La Société nationale des hydrocarbures (SNH) a rendu publics les noms des compagnies retenues à l’issue d’un processus d’évaluation des offres déposées dans le cadre d’un appel à manifestation d’intérêt lancé le 1er août 2025. Celui-ci portait sur neuf blocs libres répartis entre les bassins du Rio del Rey et de Douala/Kribi-Campo.
L’objectif était d’attirer de nouveaux opérateurs capables de relancer l’exploration et l’exploitation des ressources pétrolières. Cette procédure internationale vise, à terme, la conclusion de nouveaux contrats pétroliers avec l’État, couvrant aussi bien les phases de recherche que de développement et de mise en valeur des gisements.
À l’issue de ce processus, deux compagnies ont été retenues pour négocier l’exploitation de cinq des neuf blocs proposés. Il s’agit de Murphy West Africa Ltd et d’Octavia Energy Corporation Limited, selon un communiqué signé le 24 avril 2026 par Adolphe Moudiki, administrateur-directeur général de la SNH.
Le document précise que « les blocs mentionnés ci-dessous sont respectivement attribués aux soumissionnaires ci-après désignés, en vue de la négociation des contrats de partage de production y afférents ». Dans le détail, Octavia Energy Corporation Limited se voit attribuer le bloc Bolongo Exploration, tandis que Murphy West Africa Ltd décroche quatre permis : Etinde Exploration, Tilapia, Elombo et Ntem.
Murphy renforce sa présence en Afrique de l’Ouest
Principal bénéficiaire de cette première phase, Murphy West Africa Ltd, filiale du groupe américain Murphy Oil Corporation, consolide sa position dans le golfe de Guinée. Coté à la Bourse de New York, cet acteur indépendant est historiquement spécialisé dans l’exploration offshore. Déjà présent en Guinée équatoriale et en Côte d’Ivoire, selon ses données publiques, le groupe confirme ainsi son intérêt pour les marges atlantiques africaines.
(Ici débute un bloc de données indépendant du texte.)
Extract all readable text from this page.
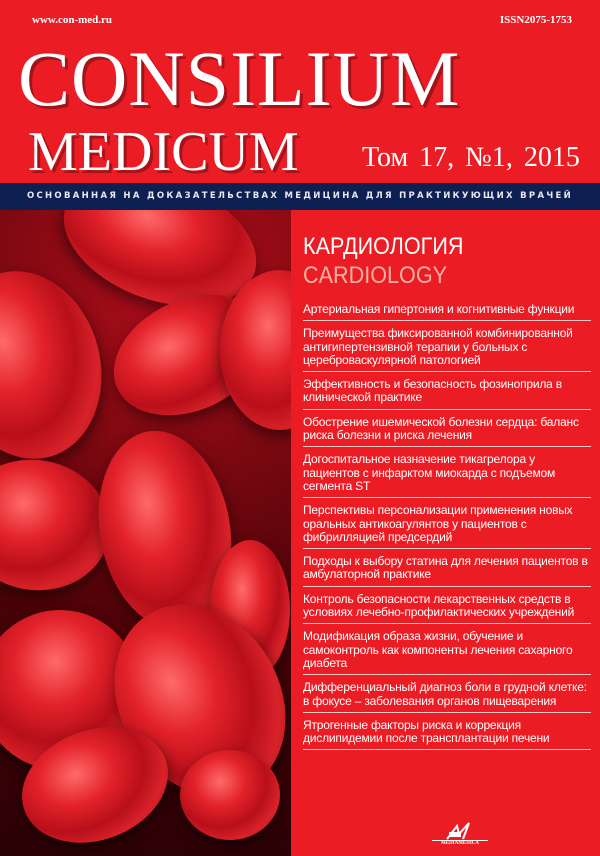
www.con-med.ru	ISSN2075-1753
CONSILIUM
MEDICUM Том 17, №1, 2015
ОСНОВАННАЯ НА ДОКАЗАТЕЛЬСТВАХ МЕДИЦИНА ДЛЯ ПРАКТИКУЮЩИХ ВРАЧЕЙ
КАРДИОЛОГИЯ
CARDIOLOGY
Артериальная гипертония и когнитивные функции
Преимущества фиксированной комбинированной антигипертензивной терапии у больных с цереброваскулярной патологией
Эффективность и безопасность фозиноприла в клинической практике
Обострение ишемической болезни сердца: баланс риска болезни и риска лечения
Догоспитальное назначение тикагрелора у пациентов с инфарктом миокарда с подъемом сегмента ST
Перспективы персонализации применения новых оральных антикоагулянтов у пациентов с фибрилляцией предсердий
Подходы к выбору статина для лечения пациентов в амбулаторной практике
Контроль безопасности лекарственных средств в условиях лечебно-профилактических учреждений
Модификация образа жизни, обучение и самоконтроль как компоненты лечения сахарного диабета
Дифференциальный диагноз боли в грудной клетке: в фокусе – заболевания органов пищеварения
Ятрогенные факторы риска и коррекция дислипидемии после трансплантации печени
MEDIAMEDICA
Avec l’attribution de quatre blocs, Murphy renforce son ancrage dans le bassin de Douala/Kribi-Campo, encore considéré comme sous-exploré malgré l’existence de découvertes gazières, notamment à Etinde. L’entreprise dispose d’une expertise reconnue dans le développement de projets offshore complexes, un atout dans un contexte où le Cameroun cherche à mobiliser des opérateurs capables d’investir dans des campagnes sismiques et des forages en eau peu profonde à intermédiaire.
Selon la SNH, cette sélection repose sur des critères techniques et financiers exigeants définis par le Code pétrolier de 2019 et ses textes d’application. Les candidats devaient notamment proposer un programme de travail incluant au moins un forage exploratoire, ainsi que des engagements en matière de contenu local et de formation.
Octavia Energy, un acteur plus discret
Aux côtés de cet opérateur international, la SNH a également retenu Octavia Energy Corporation Limited. Moins médiatisée à l’échelle internationale, cette société intervient dans l’exploration et la production avec une stratégie souvent orientée vers des actifs à fort potentiel nécessitant une remise en valeur. L’attribution du bloc Bolongo Exploration lui ouvre l’accès au bassin du Rio del Rey, une zone historiquement productive qui concentre une part importante de la production pétrolière camerounaise.
Ce choix pourrait traduire une volonté des autorités de diversifier le profil des opérateurs, en associant des compagnies de taille intermédiaire à des acteurs plus établis.
Ces attributions interviennent dans un contexte de contraction marquée des revenus pétroliers. Selon le Document de programmation économique et budgétaire 2026-2028 du ministère des Finances, les recettes ont reculé de plus de 21 % en 2024 pour s’établir à 688,7 milliards de FCFA, contre 877 milliards un an plus tôt. Cette évolution s’explique à la fois par un repli des prix et par une production inférieure aux prévisions.
Dans ce contexte, la stratégie de la SNH vise à attirer de nouveaux investissements afin de soutenir l’exploration et, à terme, stabiliser les volumes extraits. Le recours aux contrats de partage de production, confirmé dans le communiqué, permet à l’État de partager les risques tout en conservant une part des revenus futurs.
La phase qui s’ouvre désormais est celle des négociations contractuelles. Elle devra préciser les paramètres économiques et fiscaux des projets, ainsi que les engagements opérationnels des compagnies retenues. Pour Yaoundé, l’enjeu dépasse la seule attribution de permis : il s’agit de transformer ces annonces en investissements effectifs, dans un secteur où les délais entre exploration et production peuvent s’étendre sur plusieurs années.